Jun 25, 2014

Ahwazi: Rouhani’s Senior Adviser Encourages Land Confiscation And Resettlement


During a show broadcasted on Iranian national TV, Mr. Akbar Turkan, a senior advisor to President Rouhani, stated that “every single Iranian must have a small piece of land in Mohammarrah (Khoramshahr) or Abadan: these cities are filled with palm groves, and I demand these groves be turned into small, couple-of-thousand square meter gardens, and be sold to Iranians who are from other provinces, so that they can visit their garden once or twice a year“.

Land confiscation and resettling of Persians to minority regions are, and always have been, part of the Iranian government’s oppressive policies towards the country’s Arab minority, but never before in the history of modern Iran has a senior government official admitted this openly on TV. This comment was so outrageous that even the host of the program asked how the locals would benefit from this plan, whereby Mr. Turkan replied that locals could work as gardeners and caretakers of these gardens.

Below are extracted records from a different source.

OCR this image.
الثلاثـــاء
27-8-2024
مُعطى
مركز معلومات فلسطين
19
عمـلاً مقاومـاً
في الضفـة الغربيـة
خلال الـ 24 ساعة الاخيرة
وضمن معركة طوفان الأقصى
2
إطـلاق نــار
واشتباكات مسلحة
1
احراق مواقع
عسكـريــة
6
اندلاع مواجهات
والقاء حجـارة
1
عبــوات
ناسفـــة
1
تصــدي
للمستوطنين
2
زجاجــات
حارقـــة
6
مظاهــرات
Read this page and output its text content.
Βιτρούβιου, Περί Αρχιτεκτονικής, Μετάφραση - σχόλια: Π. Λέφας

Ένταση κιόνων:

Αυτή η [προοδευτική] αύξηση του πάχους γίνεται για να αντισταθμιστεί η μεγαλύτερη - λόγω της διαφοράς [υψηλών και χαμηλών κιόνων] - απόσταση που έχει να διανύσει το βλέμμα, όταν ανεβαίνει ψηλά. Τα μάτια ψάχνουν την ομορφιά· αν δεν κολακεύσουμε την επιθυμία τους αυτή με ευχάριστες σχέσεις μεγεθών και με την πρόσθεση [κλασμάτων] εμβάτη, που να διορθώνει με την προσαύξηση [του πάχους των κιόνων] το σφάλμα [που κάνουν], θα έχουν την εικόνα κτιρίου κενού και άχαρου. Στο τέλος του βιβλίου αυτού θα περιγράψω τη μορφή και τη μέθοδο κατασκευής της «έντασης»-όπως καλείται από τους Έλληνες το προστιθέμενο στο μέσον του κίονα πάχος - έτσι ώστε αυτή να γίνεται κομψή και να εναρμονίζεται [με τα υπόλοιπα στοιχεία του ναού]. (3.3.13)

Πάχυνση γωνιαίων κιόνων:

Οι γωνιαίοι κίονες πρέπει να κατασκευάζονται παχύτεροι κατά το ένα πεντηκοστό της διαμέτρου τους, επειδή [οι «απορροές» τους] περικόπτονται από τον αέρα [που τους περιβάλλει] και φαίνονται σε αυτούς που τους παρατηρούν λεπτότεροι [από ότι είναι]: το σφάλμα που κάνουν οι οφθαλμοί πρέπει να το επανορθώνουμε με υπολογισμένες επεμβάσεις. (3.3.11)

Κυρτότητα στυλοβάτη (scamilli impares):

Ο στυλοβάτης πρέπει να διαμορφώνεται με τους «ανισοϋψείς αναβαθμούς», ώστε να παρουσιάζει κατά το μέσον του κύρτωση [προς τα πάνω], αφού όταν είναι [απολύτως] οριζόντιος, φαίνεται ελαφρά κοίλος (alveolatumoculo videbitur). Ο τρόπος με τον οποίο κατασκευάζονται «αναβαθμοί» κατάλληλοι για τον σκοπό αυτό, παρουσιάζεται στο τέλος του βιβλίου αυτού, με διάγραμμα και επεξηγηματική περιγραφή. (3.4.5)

To the subsequent question of whether that would not turn the locals into janitors of investors from other cities, Turkan gave an interesting answer: “Some of these people already work on theses palm groves without these belonging to them.”  

The cities of Mohammarrah and Abadan, despite being rich in oil and gas, still face serious problems in terms of poverty, unemployment and even access to potable water – a consequence of which the majority of the local population, who is predominantly Arab, suffer from kidney problems and respiratory diseases caused by the polluted water consumed and chemical spills from oil refineries. While these two cities were torn in pieces during the eight year Iraq-Iran war, 25 years later roads and building have still not been reconstructed, thus giving the cities the look of a war scene.  Not even one percent of the oil revenues stemming from the province has been allocated to the rebuilding of these cities.

In this context,  would it not make more sense to find a solution to the suffering of locals instead of trying to make them sell their lands to people from other provinces who only would visit once a year? Could Mr. Turkan not recommend a plan which would support local farmers by ensuring they have a stable income all year around, instead of recommending turning the groves to small pieces of gardens. Why is Mr. Turkan so confident that locals would sell their land, their only income, to become mere janitors of the lands they once owned? He even stated some of these locals are already working on lands that are not theirs - but to whom do these lands then belong? The Iranian government? To be more specific, the National Guard of Islamic Revolution? Why is he insisting that every single Iranian buys a piece of land even if it is only a couple of thousand square meters? Two of the most polluted cities in Iran, in which the temperature rises up to 50 degrees Celsius in the summer, will never be a good place to spend the vacation.

Looking at the average income of an Iranian family, I do not think any Iranian family has the financial capacity to buy a piece of land in another province and make it their personal garden.  Does this conclusion not show that this is nothing but another plan by the Iranian government to confiscate the lands of indigenous Arabs, stripping the region from its local identity by pouring in people from other ethnicities to the Ahwaz region?